Bill DeBlasio: There’s a little bit of a Roman emperor problem with a lot of public leaders and they’re most concerned with the physical structures they create, when in fact the challenge right now is more of an intellectual one. We have to try to prepare our kids for a 21st century economy. I proposed an aggressive plan to do that, by focusing on early childhood education and after-school programs, and it’s controversial for some because it would require a tax on the wealthy to achieve. Part of why Bloomberg has been less effective on schools in recent years is that I don’t think he feels the urgency of folks who are actually connected to the school system.
ER: With Ed Koch’s passing, it’s hard not to think about the legacy of New York City mayors in an election year. Which former mayor is your biggest role model?
BD: Unquestionably [Fiorello] La Guardia. He was a unifier at a time when there were real difficulties and tensions in the city and he served throughout the Depression and he never acted like the economic reality wasn’t his responsibility. He also had tremendous compassion. He lived among the people and believed in being out and accessible — something Koch did very well, also.
ER: Bloomberg has fully embraced the model of public-private partnerships in places like Brooklyn Bridge Park, Downtown and Atlantic Yards. Is this a model of governing that you support?
BD: I support it as long as there is real oversight and some hard bargaining with regards to the private sector. With Brooklyn Bridge Park it was necessary to guarantee that we could have a park that was self-sustained. What’s happened to the city budget, the federal budget, etc., there was no way to assume that there would be the money necessary to run the park properly unless there was private funding.
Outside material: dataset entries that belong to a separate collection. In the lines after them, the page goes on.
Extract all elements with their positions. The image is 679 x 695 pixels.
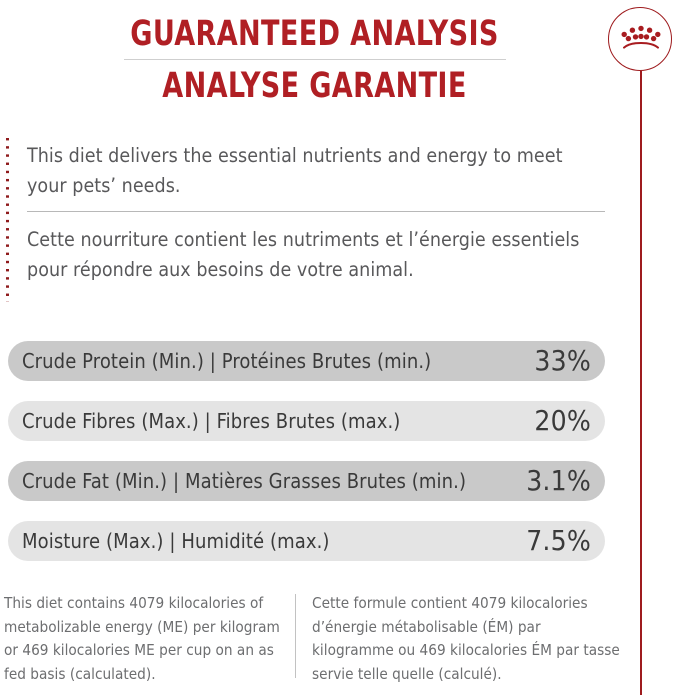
title-french: ANALYSE GARANTIE bbox=[44, 66, 585, 106]
description-french: Cette nourriture contient les nutriments… bbox=[27, 225, 607, 285]
description-divider bbox=[27, 211, 605, 212]
logo-vertical-line bbox=[640, 71, 642, 695]
nutrient-value: 3.1% bbox=[526, 461, 591, 501]
nutrient-label: Crude Fat (Min.) | Matières Grasses Brut… bbox=[22, 461, 466, 501]
footer-text-english: This diet contains 4079 kilocalories of … bbox=[4, 592, 295, 686]
nutrient-value: 20% bbox=[534, 401, 591, 441]
page-title: GUARANTEED ANALYSIS ANALYSE GARANTIE bbox=[0, 14, 629, 106]
footer-text-french: Cette formule contient 4079 kilocalories… bbox=[296, 592, 622, 686]
nutrient-label: Moisture (Max.) | Humidité (max.) bbox=[22, 521, 330, 561]
table-row: Crude Fat (Min.) | Matières Grasses Brut… bbox=[8, 461, 605, 501]
nutrient-label: Crude Protein (Min.) | Protéines Brutes … bbox=[22, 341, 431, 381]
table-row: Moisture (Max.) | Humidité (max.) 7.5% bbox=[8, 521, 605, 561]
guaranteed-analysis-table: Crude Protein (Min.) | Protéines Brutes … bbox=[8, 341, 605, 581]
caloric-content-footer: This diet contains 4079 kilocalories of … bbox=[4, 592, 629, 686]
title-english: GUARANTEED ANALYSIS bbox=[44, 14, 585, 54]
nutrient-value: 7.5% bbox=[526, 521, 591, 561]
description-english: This diet delivers the essential nutrien… bbox=[27, 141, 607, 201]
dotted-accent-rail bbox=[6, 138, 9, 302]
nutrient-value: 33% bbox=[534, 341, 591, 381]
table-row: Crude Protein (Min.) | Protéines Brutes … bbox=[8, 341, 605, 381]
table-row: Crude Fibres (Max.) | Fibres Brutes (max… bbox=[8, 401, 605, 441]
title-divider bbox=[124, 59, 506, 60]
nutrient-label: Crude Fibres (Max.) | Fibres Brutes (max… bbox=[22, 401, 400, 441]
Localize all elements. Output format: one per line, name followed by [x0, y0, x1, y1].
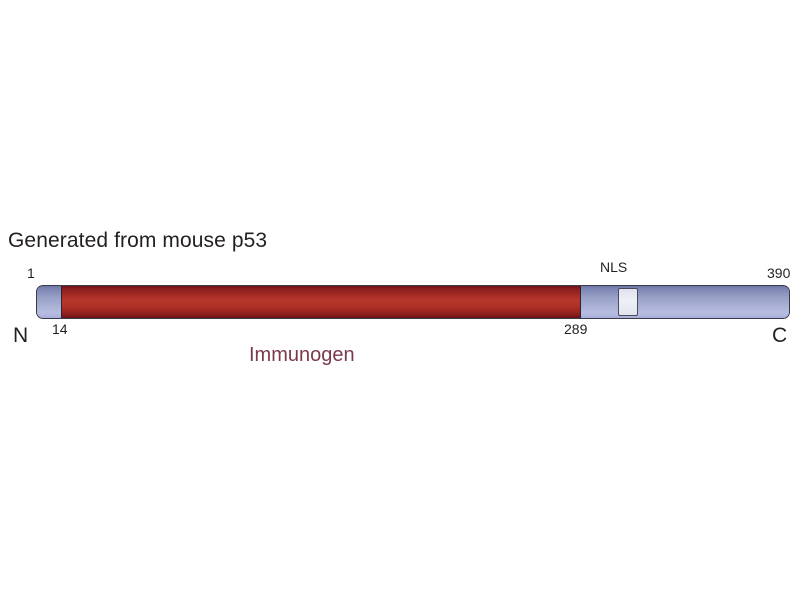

So that was a case of a productive partnership. But I think that in every one of them you have to make sure the public is getting full value from its private partners and that it’s a carefully monitored deal.
ER: That’s always the talk, but not always the reality. How do you improve that process?
BD: I’m a big believer in using the development process to achieve more affordable housing. In the Bloomberg years, a lot of times developers have not been pushed hard enough for the maximum amount of affordable housing, or affordable housing commitments were made and not followed through on. And I think part of it is the aspect of transparency. I would like to see any sort of agreements made public, and constantly assessed in a very public manner to see that they’re lived up to.
ER: You kicked off your campaign at your home in Park Slope where your wife called you an “outer-borough working dad.” Some people might say that an 11th Street address doesn’t exactly qualify you as “outer-borough” these days.
BD: That’s crazy. We moved here in 1992. This was long before I had any gumption of running for office. It’s pricier now, but there’s still a lot of old-timers in the Slope, still a lot of working and middle-class people, and a lot of focus on public schools and small businesses. We’re homeowners, our daughter just graduated, but for 14 years now our kids have gone to public school. Chirlane and I are like so many other middle-class folks that have had to figure out a way to find childcare we could afford when our kids were younger, and balance all the pieces of our lives. That’s what people are dealing with in the outer boroughs. I’ve been in our neighborhood now [for what] will be 21 years in March. And our kids were born at Methodist [Hospital], I was the little league coach with the 78th Precinct Youth Council, and we’ve really steeped ourselves in the life of the neighborhood.
ER: Are you now, or have you ever been a card-carrying member of the Park Slope Food Co-op?
BD: I am not a member of the Co-op. Got close to doing it a few times, but never could figure out how to handle the time commitment.
ER: Brooklyn College is sponsoring a talk by the BDS [boycott, divestment and sanctions] Movement that is causing an uproar. What’s your take — academic freedom or inappropriate use of public funds?
BD: Brooklyn College is making a huge mistake. I disagree fundamentally with the divestment movement. By definition we have to stand by Israel and this movement is aimed at undermining the Israeli economy, which is outrageous. The answer to the freedom of speech issue is, if Brooklyn College wants to officially host the event, then host both sides. I want all voices to be heard, but for a public institution to sponsor only one side — the anti-Israeli side — that’s unfair.
ER: If elected, would you continue setting aside more public space for bicycles and pedestrians?
BD: The motivation [for bike lanes] has been noble but the approach has often been without the kind of communication with the community that I’d like. What I’d say is that let’s look at actual evidence, not biased evidence, but actual evidence about what has happened with each of them. Where they’ve worked, great, let’s keep them. Where they haven’t worked let’s revise them or change them.
ER: Final question: Nets or Knicks?
BD: If that’s the choice, Nets, unquestionably.